Next we'll read a set of scientific articles together with some summaries intended for a general audience. These all deal with the K/T extinction event. The four scientific articles I have selected are intended to walk you through the development of the impact theory. The Alvarez paper first proposes this hypothesis, the Swisher paper identifies the Chicxulub crater as the site of the impact, and the Kyte paper identifies evidence of the meteorite itself. Lastly, for an opposing point of view, the Keller paper raises some arguments against the Chicxulub crater being the dinosaur killer.
I've arranged the press releases and summary articles in chronological order. Some of them discuss aspects of the four scientific papers, and some of them present alternative hypotheses for the K/T mass extinction. My suggestion is to read through the press releases and summaries first and then read the scientific papers. There is nothing to turn in for this assignment, but I have posed some questions to you to help guide your thinking. You will want to have a good grasp of the current thinking about the K/T extinction so that you can compare it to the Permian/Triassic extinction event, which we'll discuss later on in this lesson.
We will discuss these papers together via a discussion in CANVAS. This discussion will take place over the week of 14 -21 Feb. Cross-out shows what we did last time this class ran. I left it there instead of deleting it just so you can see what the assignment was. This semester I am asking you to read about the K/T on your own. We will discuss the P/Tr instead. Just FYI, I alternate between these two discussions each time I teach this class.

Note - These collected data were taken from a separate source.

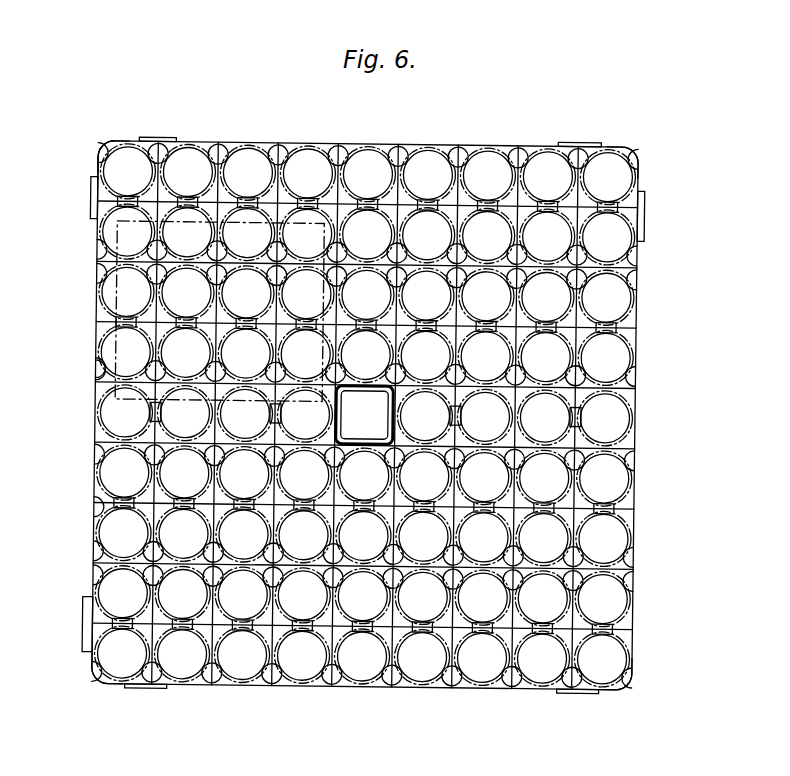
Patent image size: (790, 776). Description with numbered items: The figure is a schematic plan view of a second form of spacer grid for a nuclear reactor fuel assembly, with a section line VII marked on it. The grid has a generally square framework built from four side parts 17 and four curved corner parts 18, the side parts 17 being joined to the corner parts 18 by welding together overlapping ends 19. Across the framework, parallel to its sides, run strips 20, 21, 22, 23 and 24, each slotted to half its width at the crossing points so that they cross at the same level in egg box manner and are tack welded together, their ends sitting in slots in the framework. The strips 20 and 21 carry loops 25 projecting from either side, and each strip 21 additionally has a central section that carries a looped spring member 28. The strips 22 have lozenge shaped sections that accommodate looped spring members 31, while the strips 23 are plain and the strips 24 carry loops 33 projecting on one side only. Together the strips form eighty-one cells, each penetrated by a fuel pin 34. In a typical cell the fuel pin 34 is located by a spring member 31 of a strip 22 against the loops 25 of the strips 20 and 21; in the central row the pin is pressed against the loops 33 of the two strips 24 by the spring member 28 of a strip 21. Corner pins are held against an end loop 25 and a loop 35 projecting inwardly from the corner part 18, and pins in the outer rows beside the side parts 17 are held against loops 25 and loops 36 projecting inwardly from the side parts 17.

The side part 17 is at (355, 143).
The corner part 18 is at (97, 172).
The overlapping end 19 is at (92, 210).
The strip 20 is at (273, 148).
The strip 21 is at (190, 190).
The strip 22 is at (548, 196).
The plain strip 23 is at (115, 290).
The strip 24 is at (100, 369).
The loop 25 is at (170, 160).
The looped spring member 28 is at (95, 428).
The looped spring member 31 is at (190, 195).
The loop 33 is at (147, 410).
The fuel pin 34 is at (117, 133).
The loop 35 is at (640, 150).
The loop 36 is at (96, 378).
The section line VII is at (113, 290).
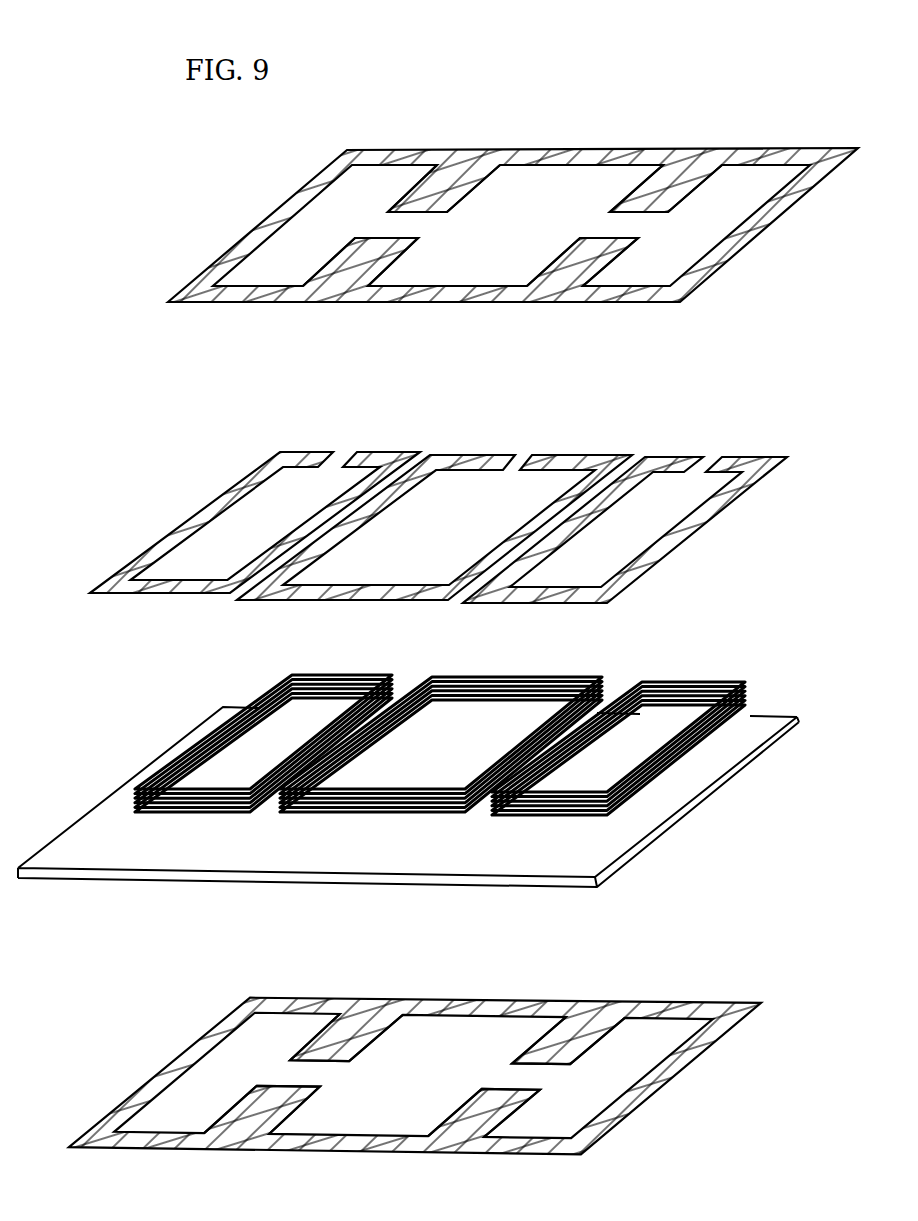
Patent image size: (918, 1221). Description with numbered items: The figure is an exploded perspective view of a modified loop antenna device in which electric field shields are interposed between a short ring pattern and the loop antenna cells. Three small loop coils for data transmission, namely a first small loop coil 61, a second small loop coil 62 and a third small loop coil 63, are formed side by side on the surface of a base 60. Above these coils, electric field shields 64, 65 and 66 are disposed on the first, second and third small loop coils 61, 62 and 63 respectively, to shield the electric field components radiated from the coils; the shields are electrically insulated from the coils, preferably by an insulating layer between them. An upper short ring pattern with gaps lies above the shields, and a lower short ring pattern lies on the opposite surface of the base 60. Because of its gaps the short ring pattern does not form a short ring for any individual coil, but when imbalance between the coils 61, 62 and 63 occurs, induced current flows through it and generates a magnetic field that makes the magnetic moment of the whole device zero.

The base 60 is at (700, 796).
The first small loop coil 61 is at (374, 813).
The second small loop coil 62 is at (195, 812).
The third small loop coil 63 is at (549, 817).
The electric field shield 64 is at (478, 455).
The electric field shield 65 is at (302, 452).
The electric field shield 66 is at (687, 463).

- Read the following press releases and summaries, which are available through LIbrary e-Reserves or through the link provided. You will see that there is a set of questions, below, to guide your thinking as you read.
- Kerr, R. A. (1992). Huge impact tied to mass extinction. Science, 257(5072), 878–880.
- (1998). Science and technology: The asteroid did it. The Economist, 349(8095), 83.
- Dalton, R. (2003). Hot tempers, hard core. Nature, 425(6953), 13.
- Princeton University. (2003, September 26). Princeton Paleontologist Produces Evidence For New Theory On Dinosaur Extinction. ScienceDaily. Retrieved May 29, 2008, from http://www.sciencedaily.com/releases/2003/09/030926065930.htm.
- Geological Society of America. (2004, November 11). Honeybees Defy Dino-killing 'Nuclear Winter'. ScienceDaily. Retrieved May 29, 2008, from http://www.sciencedaily.com/releases/2004/11/041108020753.htm.
- Geological Society of America. (2006, October 24). Far more than a meteor killed dinos, evidence suggests. ScienceDaily. Retrieved May 29, 2008, from http://www.sciencedaily.com/releases/2006/10/061023192530.htm.
- Geological Society of America. (2007, October 30). Volcanic Eruptions, Not Meteor, May Have Killed The Dinosaurs. ScienceDaily. Retrieved May 29, 2008, from http://www.sciencedaily.com/releases/2007/10/071029134743.htm.
- Oregon State University. (2008, January 4). Insect Attack May Have Finished Off Dinosaurs. ScienceDaily. Retrieved May 29, 2008, from http://www.sciencedaily.com/releases/2008/01/080103090702.htm.
- Read the following papers, which are available through Library e-Reserves:
- Alvarez, L. W., Alvarez, W., Asaro, F., & Michel, H. V. (1980). Extraterrestrial cause for the Cretaceous Tertiary extinction. Science, 208(4448), 1095–1108.
- Swisher, C. C., Grajales-Nishimura, J. M., Montanari, A., Margolis, S. V., Claeys, P., Alvarez, W., et al. (1992). Coeval 40Ar/39Ar ages of 65.0 million years ago from Chicxulub Crater melt rock and Cretaceous-Tertiary boundary tektites. Science, 257(5072), 954–958.
- Kyte, F. T. (1998). A meteorite from the Cretaceous/Tertiary boundary. Nature (London), 396(6708), 237–239.
- Keller, G., Adatte, T., Stinnesbeck, W., Rebolledo-Vieyra, M., Fucugauchi, J. U., Kramar, U., et al. (2004). Chicxulub impact predates the K-T boundary mass extinction. Proceedings of the National Academy of Sciences of the United States of America, 101(11), 3753–3758
- As you read, keep in mind these questions:
- What is the evidence supporting an extraterrestrial impact at the K-T boundary? What is the evidence against it? What are the other hypotheses?
- How was the size of the impactor calculated?
- How does argon-argon dating work?
- What are the main contentions of Keller's group? What do you think is the next step in resolving the debate between Keller's group and the pro-impact groups?
Enter the L3 Reading Discussion in CANVAS. You will see the questions above already there. It might make the most sense to organize this discussion as separate threads, each dealing with one question at a time and see where that leads us. Please participate by answering my question, responding to a classmate, asking another relevant question or furthering the discussion in another meaningful way. There is no discussion assignment this semester. Please read these papers on your own. Grading rubric: Please see the rubric for teaching/learning discussions.